Suzuki Motor Corporation is slashing its marketing budget in light of diminished sales and a shrinking number of Suzuki dealers. Automotive News reports that despite a 13 percent increase in sales across the global automotive industry through the first quarter of 2012, Suzuki dropped 2 percent to just 6,561 sales.
Suzuki opts out
Suzuki has made major changes of late to the way in which the brand is marketed. The Japanese automaker skipped both the Detroit and Los Angeles auto shows this year, and within the past two months, it has also suspended all social media activity on Twitter and Facebook. No national television commercials for the brand have aired since 2009. Top product planning and marketing executive Steve Younan left Suzuki in January, and the company has no immediate plans to find a replacement.

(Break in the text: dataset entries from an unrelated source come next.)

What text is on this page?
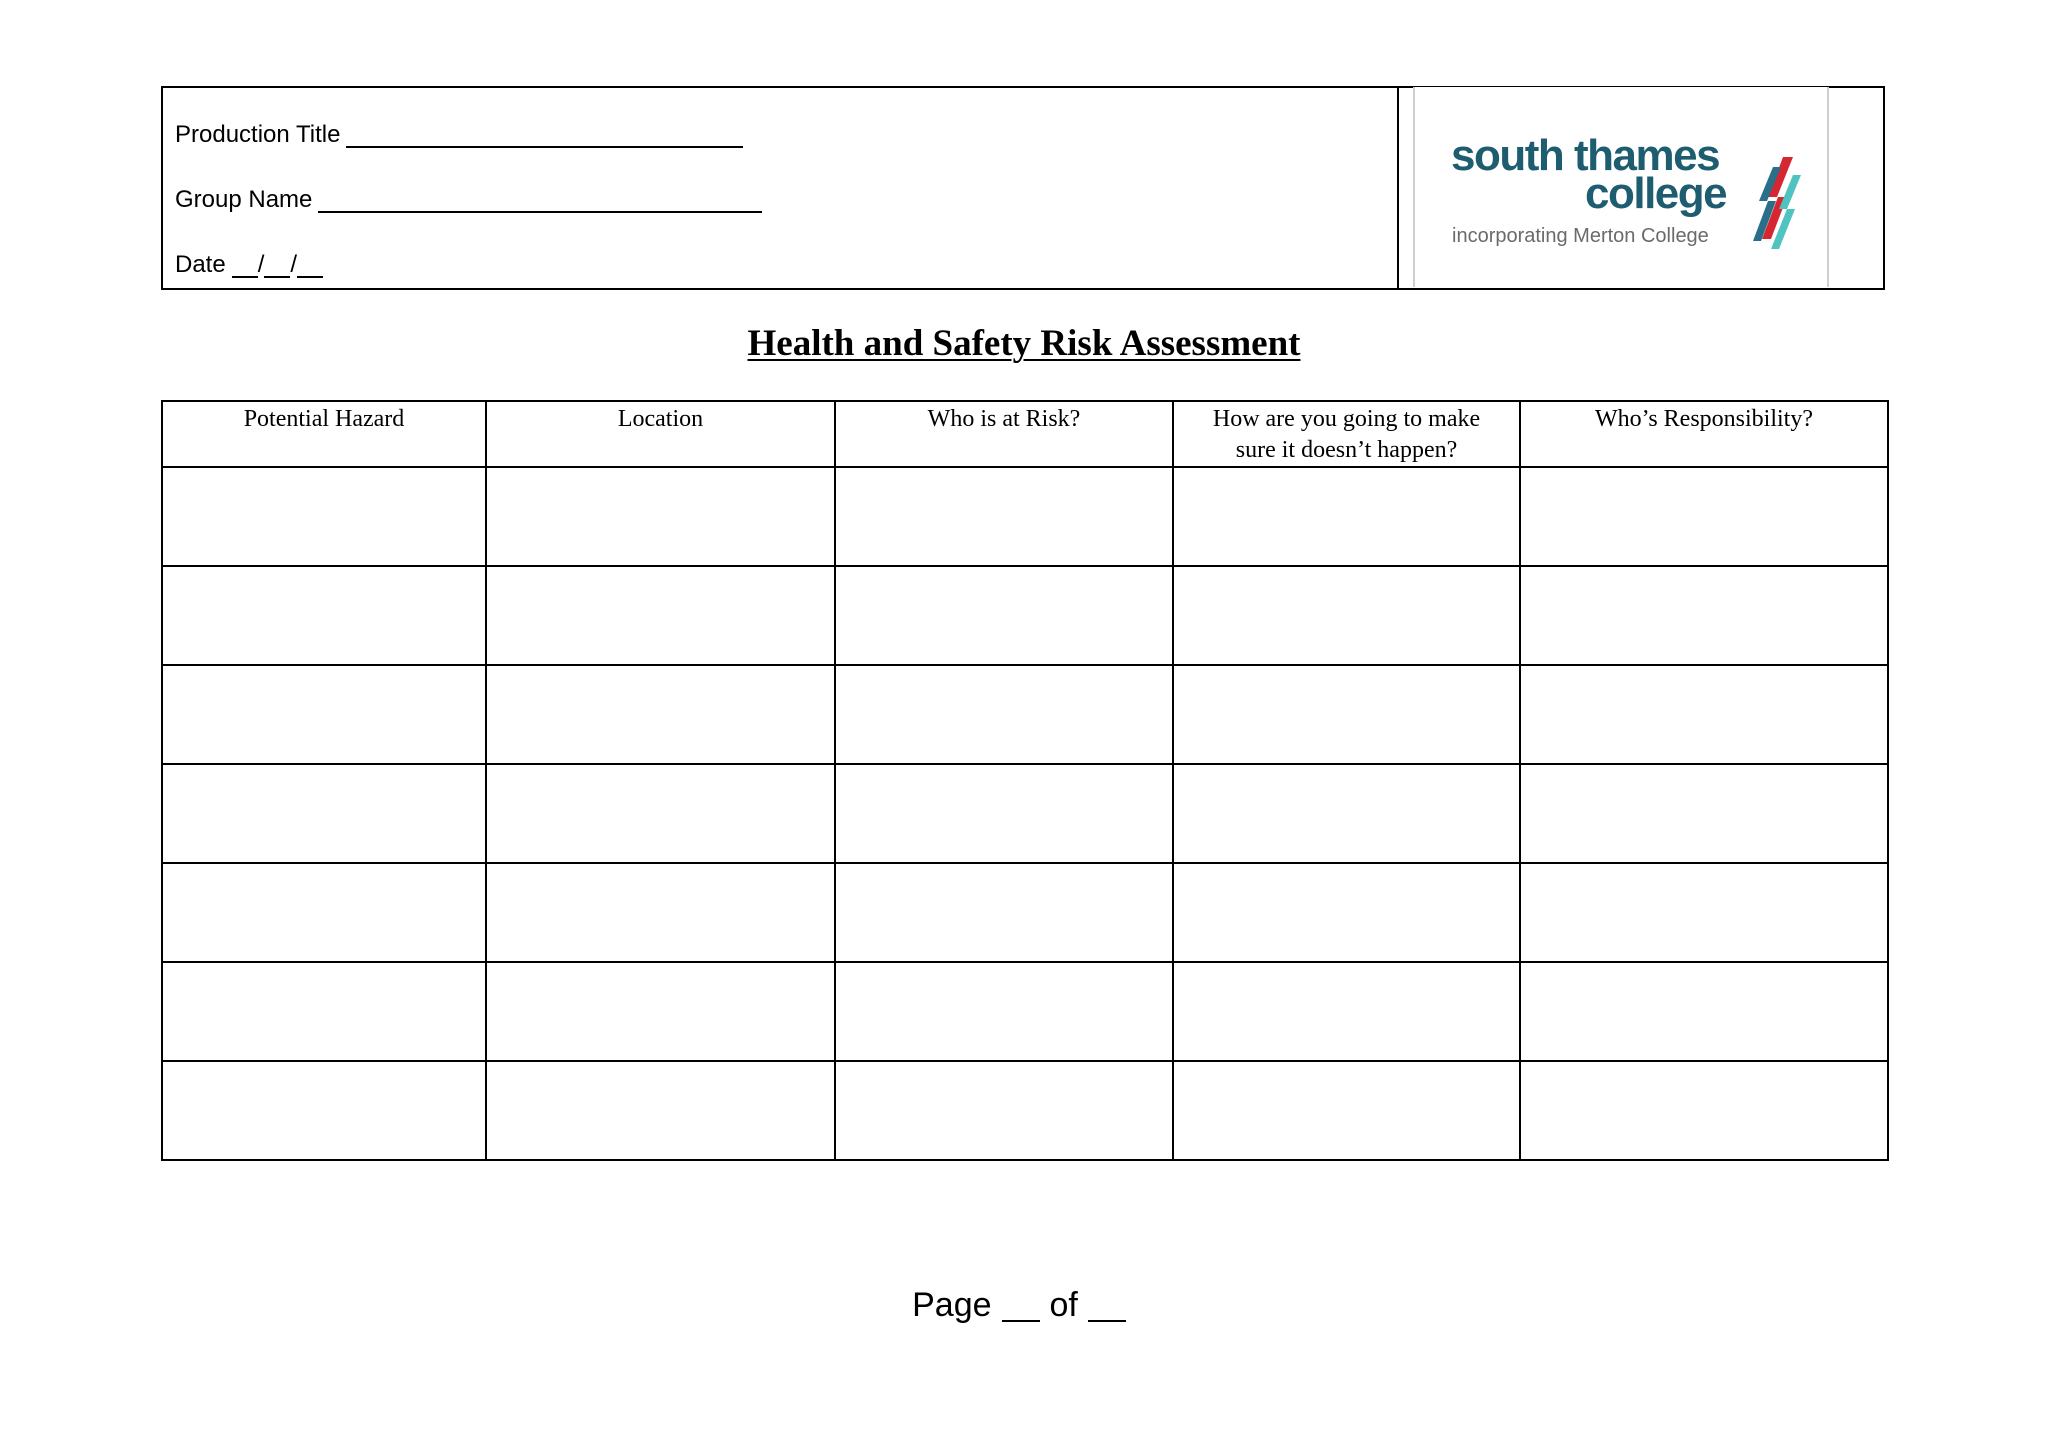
Production Title
Group Name
Date / /
south thames
college
incorporating Merton College
Health and Safety Risk Assessment
Potential Hazard	Location	Who is at Risk?	How are you going to make sure it doesn’t happen?	Who’s Responsibility?

Page of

Another sign of trouble for Suzuki came in January, when the automaker stopped receiving customer satisfaction reports from J.D. Power and Associates. Automakers use the data compiled by J.D. Power to track dealer performance. A memorandum from Suzuki indicated that the automaker will seek a different vendor to provide this data, notes Automotive News. The position has reportedly not been filled yet.
Shrinking Suzuki dealer ranks
In 2011, American Suzuki dropped 32 dealer franchises from its roster, approximately 12 percent of its U.S. total. The number of Suzuki dealers has continued to drop each year since 2005, note various sources.

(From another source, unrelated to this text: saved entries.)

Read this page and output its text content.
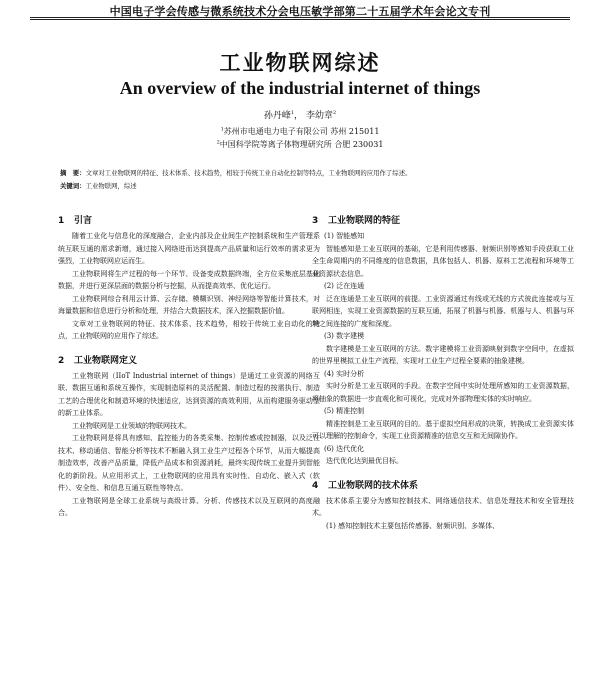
中国电子学会传感与微系统技术分会电压敏学部第二十五届学术年会论文专刊
工业物联网综述
An overview of the industrial internet of things
孙丹峰$^1$， 李幼章$^2$
$^1$苏州市电通电力电子有限公司 苏州 215011
$^2$中国科学院等离子体物理研究所 合肥 230031
摘　要：文章对工业物联网的特征、技术体系、技术趋势，相较于传统工业自动化控制等特点，工业物联网的应用作了综述。
关键词：工业物联网，综述
1 引言

随着工业化与信息化的深度融合，企业内部及企业间生产控制系统和生产管理系统互联互通的需求新增，通过接入网络进而达到提高产品质量和运行效率的需求更为强烈，工业物联网应运而生。

工业物联网将生产过程的每一个环节、设备变成数据终端，全方位采集底层基础数据，并进行更深层面的数据分析与挖掘，从而提高效率、优化运行。

工业物联网综合利用云计算、云存储、模糊识别、神经网络等智能计算技术，对海量数据和信息进行分析和处理，并结合大数据技术，深入挖掘数据价值。

文章对工业物联网的特征、技术体系、技术趋势，相较于传统工业自动化的特点，工业物联网的应用作了综述。

2 工业物联网定义

工业物联网（IIoT Industrial internet of things）是通过工业资源的网络互联、数据互通和系统互操作，实现制造原料的灵活配置、制造过程的按需执行、制造工艺的合理优化和制造环境的快速适应，达到资源的高效利用，从而构建服务驱动型的新工业体系。

工业物联网是工业领域的物联网技术。

工业物联网是将具有感知、监控能力的各类采集、控制传感或控制器，以及泛在技术、移动通信、智能分析等技术不断融入到工业生产过程各个环节，从而大幅提高制造效率，改善产品质量，降低产品成本和资源消耗，最终实现传统工业提升到智能化的新阶段。从应用形式上，工业物联网的应用具有实时性、自动化、嵌入式（软件）、安全性、和信息互通互联性等特点。

工业物联网是全球工业系统与高级计算、分析、传感技术以及互联网的高度融合。

3 工业物联网的特征

(1) 智能感知

智能感知是工业互联网的基础，它是利用传感器、射频识别等感知手段获取工业全生命周期内的不同维度的信息数据，具体包括人、机器、原料工艺流程和环境等工业资源状态信息。

(2) 泛在连通

泛在连通是工业互联网的前提。工业资源通过有线或无线的方式彼此连接或与互联网相连，实现工业资源数据的互联互通，拓展了机器与机器、机器与人、机器与环境之间连接的广度和深度。

(3) 数字建模

数字建模是工业互联网的方法。数字建模将工业资源映射到数字空间中，在虚拟的世界里模拟工业生产流程，实现对工业生产过程全要素的抽象建模。

(4) 实时分析

实时分析是工业互联网的手段。在数字空间中实时处理所感知的工业资源数据，将抽象的数据进一步直观化和可视化，完成对外部物理实体的实时响应。

(5) 精准控制

精准控制是工业互联网的目的。基于虚拟空间形成的决策，转换成工业资源实体可以理解的控制命令，实现工业资源精准的信息交互和无间隙协作。

(6) 迭代优化

迭代优化达到最优目标。

4 工业物联网的技术体系

技术体系主要分为感知控制技术、网络通信技术、信息处理技术和安全管理技术。

(1) 感知控制技术主要包括传感器、射频识别、多媒体、
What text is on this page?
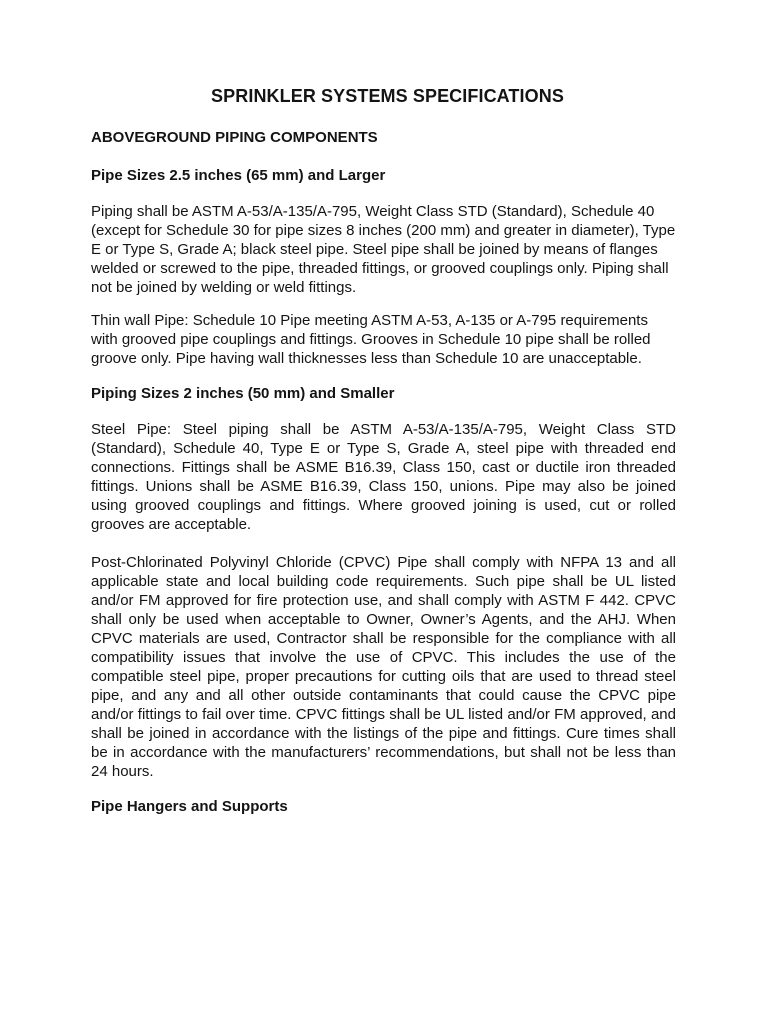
SPRINKLER SYSTEMS SPECIFICATIONS
ABOVEGROUND PIPING COMPONENTS
Pipe Sizes 2.5 inches (65 mm) and Larger

Piping shall be ASTM A-53/A-135/A-795, Weight Class STD (Standard), Schedule 40 (except for Schedule 30 for pipe sizes 8 inches (200 mm) and greater in diameter), Type E or Type S, Grade A; black steel pipe. Steel pipe shall be joined by means of flanges welded or screwed to the pipe, threaded fittings, or grooved couplings only. Piping shall not be joined by welding or weld fittings.

Thin wall Pipe: Schedule 10 Pipe meeting ASTM A-53, A-135 or A-795 requirements with grooved pipe couplings and fittings. Grooves in Schedule 10 pipe shall be rolled groove only. Pipe having wall thicknesses less than Schedule 10 are unacceptable.

Piping Sizes 2 inches (50 mm) and Smaller

Steel Pipe: Steel piping shall be ASTM A-53/A-135/A-795, Weight Class STD (Standard), Schedule 40, Type E or Type S, Grade A, steel pipe with threaded end connections. Fittings shall be ASME B16.39, Class 150, cast or ductile iron threaded fittings. Unions shall be ASME B16.39, Class 150, unions. Pipe may also be joined using grooved couplings and fittings. Where grooved joining is used, cut or rolled grooves are acceptable.

Post-Chlorinated Polyvinyl Chloride (CPVC) Pipe shall comply with NFPA 13 and all applicable state and local building code requirements. Such pipe shall be UL listed and/or FM approved for fire protection use, and shall comply with ASTM F 442. CPVC shall only be used when acceptable to Owner, Owner’s Agents, and the AHJ. When CPVC materials are used, Contractor shall be responsible for the compliance with all compatibility issues that involve the use of CPVC. This includes the use of the compatible steel pipe, proper precautions for cutting oils that are used to thread steel pipe, and any and all other outside contaminants that could cause the CPVC pipe and/or fittings to fail over time. CPVC fittings shall be UL listed and/or FM approved, and shall be joined in accordance with the listings of the pipe and fittings. Cure times shall be in accordance with the manufacturers’ recommendations, but shall not be less than 24 hours.

Pipe Hangers and Supports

“Suzuki Motor Corporation’s strategy has become very much focused on short-term profitability,” said a source with knowledge of the decision process involving Suzuki’s marketing cuts. “They’re limiting their future in the U.S.”
While American Suzuki continues to slash programs, Suzuki dealers feel the financial pain.
“At one point I really thought they were going to support it, but it was kind of like a downward spiral — no sales, no money, no advertising,” said former Suzuki dealer Bill Kay.
The silver lining
Kay, who currently owns Ford, Chevrolet, Buick-GMC, Honda and Nissan dealerships west of Chicago, blamed Suzuki’s sales troubles on poor consumer awareness.
“The problem is that, while it’s not a bad product, it’s not on anybody’s radar to look at,” Kay said.
James Morrell, owner of Advantage Suzuki in Albany, N.Y., and chairman of the Suzuki Dealer Advisory Board, points out that from a large corporate standpoint, slashing the number of U.S. dealerships actually had a silver lining.
“Suzuki didn’t lose any volume, because (those) dealers weren’t selling any new cars,” Morrell said.